At Tue, 2 Jun 2015 12:10:34 +0100, Mark Brown wrote:
On Tue, Jun 02, 2015 at 12:48:50PM +0200, Takashi Iwai wrote:
Mark Brown wrote:
Why does the driver care though? IRQF_SHARED is advertising the capabilities of the hander, not a requirement on the hardware - if the interrupt physically can't be shared then the ability to share it will never get used but that shouldn't matter.
Because the kernel doesn't guarantee the exclusiveness of irq handler registration as long as you pass IRQF_SHARED. That is, if we keep IRQF_SHARED and another driver tries to request_irq() for the same irq with again IRQF_SHARED. But this shouldn't happen with MSI.

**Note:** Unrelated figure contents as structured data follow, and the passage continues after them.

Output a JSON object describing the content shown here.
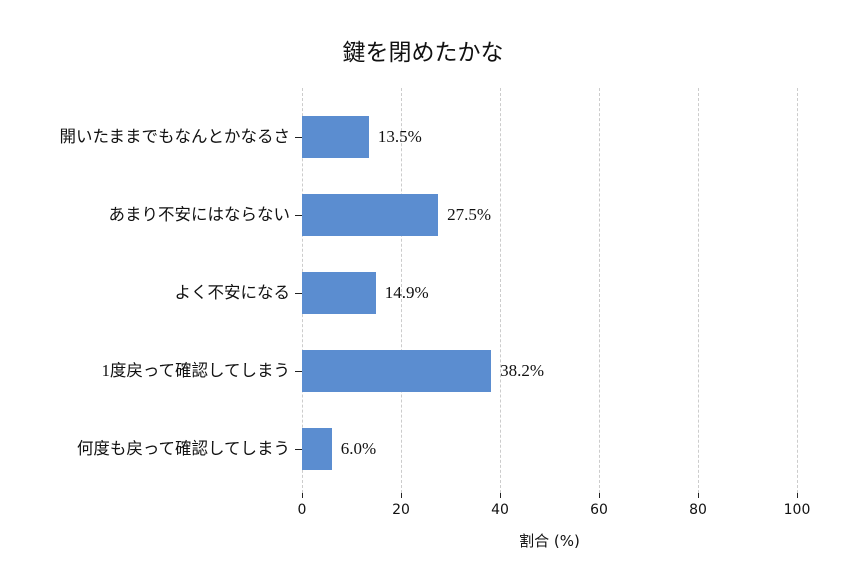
{
  "chart_data": {
    "type": "bar",
    "orientation": "horizontal",
    "title": "鍵を閉めたかな",
    "categories": [
      "開いたままでもなんとかなるさ",
      "あまり不安にはならない",
      "よく不安になる",
      "1度戻って確認してしまう",
      "何度も戻って確認してしまう"
    ],
    "values": [
      13.5,
      27.5,
      14.9,
      38.2,
      6.0
    ],
    "value_labels": [
      "13.5%",
      "27.5%",
      "14.9%",
      "38.2%",
      "6.0%"
    ],
    "xlabel": "割合 (%)",
    "xticks": [
      0,
      20,
      40,
      60,
      80,
      100
    ],
    "xtick_labels": [
      "0",
      "20",
      "40",
      "60",
      "80",
      "100"
    ],
    "xlim": [
      0,
      100
    ],
    "legend": "none",
    "grid": "vertical-dashed",
    "colors": {
      "bar": "#5b8dd0",
      "gridline": "#cccccc",
      "text": "#111111"
    }
  }
}
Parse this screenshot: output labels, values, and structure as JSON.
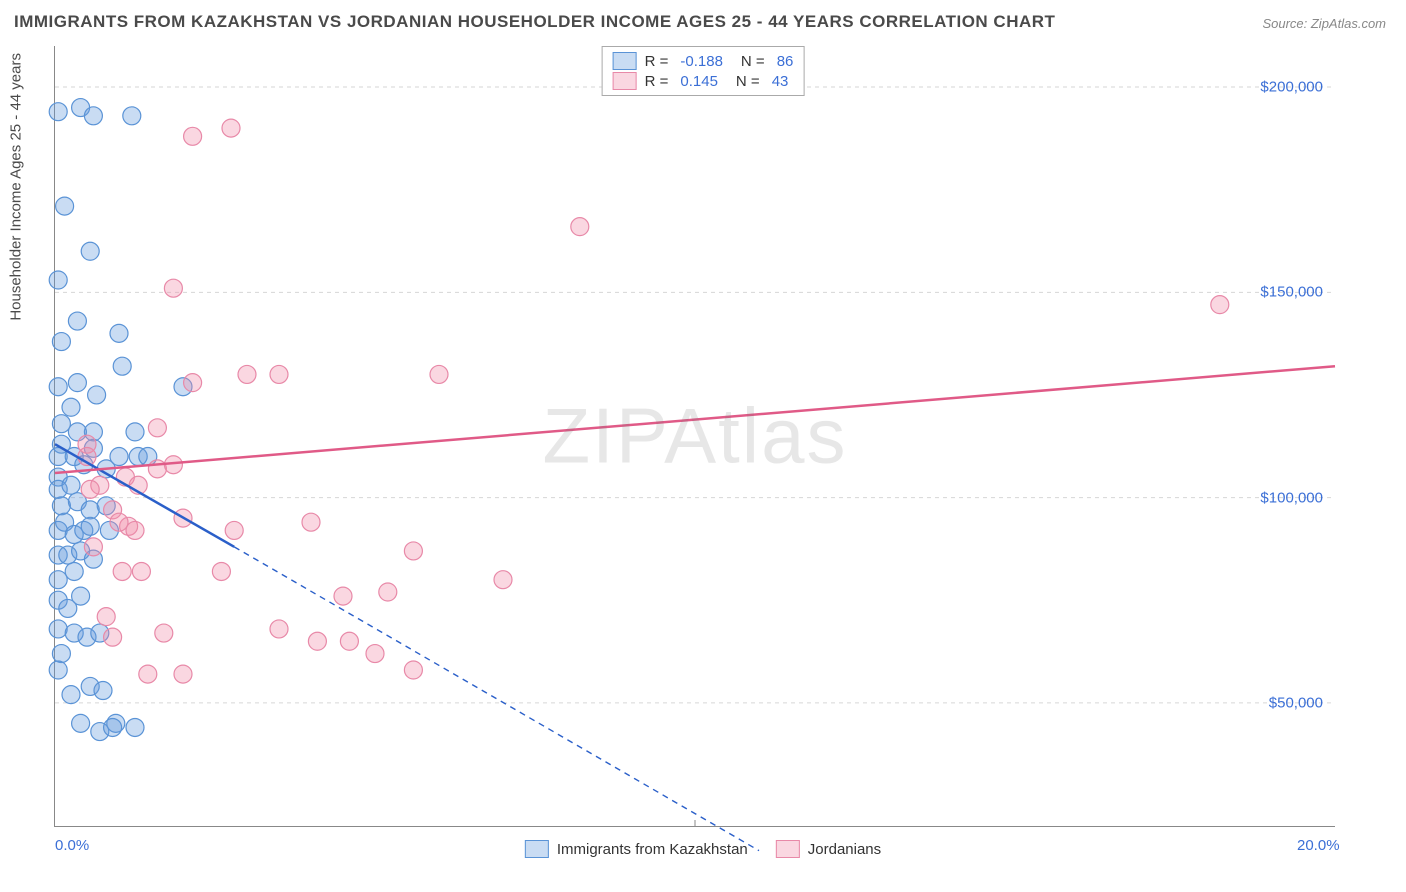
{
  "title": "IMMIGRANTS FROM KAZAKHSTAN VS JORDANIAN HOUSEHOLDER INCOME AGES 25 - 44 YEARS CORRELATION CHART",
  "source": "Source: ZipAtlas.com",
  "watermark": "ZIPAtlas",
  "chart": {
    "type": "scatter",
    "background_color": "#ffffff",
    "grid_color": "#d6d6d6",
    "axis_color": "#888888",
    "text_color": "#4a4a4a",
    "value_color": "#3b6fd6",
    "y_axis_label": "Householder Income Ages 25 - 44 years",
    "xlim": [
      0,
      20
    ],
    "ylim": [
      20000,
      210000
    ],
    "x_ticks": [
      {
        "v": 0,
        "label": "0.0%"
      },
      {
        "v": 20,
        "label": "20.0%"
      }
    ],
    "y_ticks": [
      {
        "v": 50000,
        "label": "$50,000"
      },
      {
        "v": 100000,
        "label": "$100,000"
      },
      {
        "v": 150000,
        "label": "$150,000"
      },
      {
        "v": 200000,
        "label": "$200,000"
      }
    ],
    "series": [
      {
        "name": "Immigrants from Kazakhstan",
        "color_fill": "rgba(99,155,222,0.35)",
        "color_stroke": "#5a93d6",
        "trend_color": "#2a5fc9",
        "r": -0.188,
        "n": 86,
        "trend": {
          "x1": 0,
          "y1": 113000,
          "x2": 2.8,
          "y2": 88000,
          "ext_x2": 11.0,
          "ext_y2": 14000
        },
        "marker_radius": 9,
        "points": [
          [
            0.05,
            194000
          ],
          [
            0.4,
            195000
          ],
          [
            0.6,
            193000
          ],
          [
            1.2,
            193000
          ],
          [
            0.15,
            171000
          ],
          [
            0.05,
            153000
          ],
          [
            0.55,
            160000
          ],
          [
            0.1,
            138000
          ],
          [
            0.35,
            143000
          ],
          [
            1.0,
            140000
          ],
          [
            1.05,
            132000
          ],
          [
            0.35,
            128000
          ],
          [
            0.05,
            127000
          ],
          [
            0.65,
            125000
          ],
          [
            2.0,
            127000
          ],
          [
            0.1,
            118000
          ],
          [
            0.25,
            122000
          ],
          [
            0.1,
            113000
          ],
          [
            0.6,
            116000
          ],
          [
            0.35,
            116000
          ],
          [
            0.05,
            110000
          ],
          [
            0.05,
            105000
          ],
          [
            0.3,
            110000
          ],
          [
            0.45,
            108000
          ],
          [
            0.6,
            112000
          ],
          [
            0.8,
            107000
          ],
          [
            1.0,
            110000
          ],
          [
            1.3,
            110000
          ],
          [
            1.25,
            116000
          ],
          [
            1.45,
            110000
          ],
          [
            0.05,
            102000
          ],
          [
            0.25,
            103000
          ],
          [
            0.1,
            98000
          ],
          [
            0.35,
            99000
          ],
          [
            0.55,
            97000
          ],
          [
            0.8,
            98000
          ],
          [
            0.05,
            92000
          ],
          [
            0.15,
            94000
          ],
          [
            0.3,
            91000
          ],
          [
            0.45,
            92000
          ],
          [
            0.55,
            93000
          ],
          [
            0.85,
            92000
          ],
          [
            0.05,
            86000
          ],
          [
            0.2,
            86000
          ],
          [
            0.4,
            87000
          ],
          [
            0.6,
            85000
          ],
          [
            0.05,
            80000
          ],
          [
            0.3,
            82000
          ],
          [
            0.05,
            75000
          ],
          [
            0.2,
            73000
          ],
          [
            0.4,
            76000
          ],
          [
            0.55,
            54000
          ],
          [
            0.75,
            53000
          ],
          [
            0.25,
            52000
          ],
          [
            0.95,
            45000
          ],
          [
            0.4,
            45000
          ],
          [
            0.7,
            43000
          ],
          [
            0.9,
            44000
          ],
          [
            1.25,
            44000
          ],
          [
            0.05,
            68000
          ],
          [
            0.3,
            67000
          ],
          [
            0.5,
            66000
          ],
          [
            0.7,
            67000
          ],
          [
            0.1,
            62000
          ],
          [
            0.05,
            58000
          ]
        ]
      },
      {
        "name": "Jordanians",
        "color_fill": "rgba(240,140,170,0.35)",
        "color_stroke": "#e889a8",
        "trend_color": "#e05a87",
        "r": 0.145,
        "n": 43,
        "trend": {
          "x1": 0,
          "y1": 106000,
          "x2": 20,
          "y2": 132000
        },
        "marker_radius": 9,
        "points": [
          [
            2.15,
            188000
          ],
          [
            2.75,
            190000
          ],
          [
            8.2,
            166000
          ],
          [
            1.85,
            151000
          ],
          [
            18.2,
            147000
          ],
          [
            3.0,
            130000
          ],
          [
            3.5,
            130000
          ],
          [
            2.15,
            128000
          ],
          [
            6.0,
            130000
          ],
          [
            1.6,
            117000
          ],
          [
            0.7,
            103000
          ],
          [
            0.5,
            113000
          ],
          [
            1.1,
            105000
          ],
          [
            1.3,
            103000
          ],
          [
            1.6,
            107000
          ],
          [
            1.85,
            108000
          ],
          [
            0.55,
            102000
          ],
          [
            0.9,
            97000
          ],
          [
            1.15,
            93000
          ],
          [
            1.0,
            94000
          ],
          [
            1.25,
            92000
          ],
          [
            2.0,
            95000
          ],
          [
            2.8,
            92000
          ],
          [
            4.0,
            94000
          ],
          [
            0.6,
            88000
          ],
          [
            1.05,
            82000
          ],
          [
            1.35,
            82000
          ],
          [
            0.5,
            110000
          ],
          [
            5.6,
            87000
          ],
          [
            2.6,
            82000
          ],
          [
            4.5,
            76000
          ],
          [
            5.2,
            77000
          ],
          [
            7.0,
            80000
          ],
          [
            1.45,
            57000
          ],
          [
            2.0,
            57000
          ],
          [
            4.1,
            65000
          ],
          [
            4.6,
            65000
          ],
          [
            5.0,
            62000
          ],
          [
            5.6,
            58000
          ],
          [
            0.8,
            71000
          ],
          [
            0.9,
            66000
          ],
          [
            1.7,
            67000
          ],
          [
            3.5,
            68000
          ]
        ]
      }
    ]
  },
  "legend_bottom": [
    {
      "label": "Immigrants from Kazakhstan",
      "fill": "rgba(99,155,222,0.35)",
      "stroke": "#5a93d6"
    },
    {
      "label": "Jordanians",
      "fill": "rgba(240,140,170,0.35)",
      "stroke": "#e889a8"
    }
  ]
}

Sure, but how could that happen (given that the interrupt physically can't be shared) and surely individual client drivers are the wrong place to do this -
Oh how can you trust BIOS setup? :) A wrong numbered IRQ is a most frequently seen problem (mostly not about MSI, though).
it's not like MSI is the only interrupt type that has trouble with sharability, if this is an issue we need to have checks and enforcement for I'd expect the interrupt controller to be flagging itself as unsharable.
Rather the sharable interrupt is exceptional, I'd say. That's the reason we have IRQF_SHARED, not IRQF_EXCLUSIVE.